You type a description — 'a 40mm x 20mm bracket with two M4 mounting holes 30mm apart' — inside your Claude Code or Codex session with the repo open. The AI reads the bundled skill files placed at .agents/skills/, writes Python using the build123d library, and executes it against OpenCASCADE to produce geometry. That geometry gets exported to whichever formats you request: STEP, STL, 3MF, DXF, GLB, or URDF. A local React viewer at localhost:4178 shows the result without requiring a separate CAD application.

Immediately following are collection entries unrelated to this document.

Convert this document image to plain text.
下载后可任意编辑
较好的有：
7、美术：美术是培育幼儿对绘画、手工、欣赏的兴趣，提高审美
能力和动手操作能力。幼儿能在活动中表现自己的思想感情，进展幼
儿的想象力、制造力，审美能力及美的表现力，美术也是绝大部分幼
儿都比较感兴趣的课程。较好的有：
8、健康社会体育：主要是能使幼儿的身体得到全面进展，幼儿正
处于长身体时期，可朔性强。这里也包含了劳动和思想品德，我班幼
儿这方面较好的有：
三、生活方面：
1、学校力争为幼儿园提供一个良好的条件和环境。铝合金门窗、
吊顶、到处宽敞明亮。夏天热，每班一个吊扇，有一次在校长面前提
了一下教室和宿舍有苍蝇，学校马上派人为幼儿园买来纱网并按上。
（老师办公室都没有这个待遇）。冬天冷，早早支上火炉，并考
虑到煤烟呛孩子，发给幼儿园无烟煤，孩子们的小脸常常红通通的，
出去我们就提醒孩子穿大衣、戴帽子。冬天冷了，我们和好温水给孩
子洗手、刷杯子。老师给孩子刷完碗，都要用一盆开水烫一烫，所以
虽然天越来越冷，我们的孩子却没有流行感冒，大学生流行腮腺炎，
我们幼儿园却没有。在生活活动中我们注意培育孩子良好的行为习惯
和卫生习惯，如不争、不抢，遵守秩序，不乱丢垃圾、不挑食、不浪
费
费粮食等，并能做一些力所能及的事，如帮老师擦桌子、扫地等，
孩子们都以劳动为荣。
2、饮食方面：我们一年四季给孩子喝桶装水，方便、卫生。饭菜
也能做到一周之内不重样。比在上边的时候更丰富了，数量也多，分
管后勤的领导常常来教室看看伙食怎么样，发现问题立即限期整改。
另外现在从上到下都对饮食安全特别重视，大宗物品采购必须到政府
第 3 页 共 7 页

For follow-up edits, @cad[...] named handles let you reference specific geometric features so 'make the second hole 5mm larger' modifies only that feature without regenerating the whole model.

01
Parametric Python output via build123d and OpenCASCADE — you get editable Python source code, not a mesh blob, so you can diff, refactor, and re-run it without re-describing the part from scratch
02
@cad[...] geometry references — name specific features when creating a model so follow-up agents can edit 'the left mounting flange' precisely without needing the full model description repeated
03
Seven export formats from one source — STEP, STL, 3MF, DXF, GLB, URDF, and topology data all derived from a single Python file; no separate export step per format
04
Claude Code and Codex compatibility — skill files live at both .agents/skills/ and .claude/skills/ so the same repo works with either agent without reconfiguration
05
Robot Motion Skill with ROS 2 and MoveIt — if you work in robotics, you get inverse kinematics and path planning output in the same workflow as the geometry, without a separate tool
06
Local React viewer at localhost:4178 — inspect geometry immediately without installing Fusion 360 or FreeCAD; everything runs on your machine with zero cloud calls or API fees beyond your LLM subscription
Who it’s for

If you are a software developer who occasionally prototypes hardware — custom brackets, 3D-printable enclosures, or robot components — and you already use Claude Code or Codex, this removes the CAD learning curve for simple geometries at zero additional cost. Robotics engineers working in ROS 2 will find the URDF skill particularly useful for generating robot description files without hand-writing XML. This is not yet suitable for production engineering: no FEA validation, no GD&T annotations, no tolerance stack-ups, and the 2-contributor codebase carries real bus-factor risk.

Worth exploring

Worth a 30-minute setup if you are a developer who prototypes hardware and already pays for Claude Code — the MIT license, zero per-generation fees, and B-Rep output (not mesh) make the value-to-cost ratio unusually high for a 10-day-old repo. Hold off on production adoption: 2 contributors, 17 commits, no formal releases, no CI, and build123d API stability is still maturing; a breaking change in a dependency could corrupt all your stored Python CAD source files.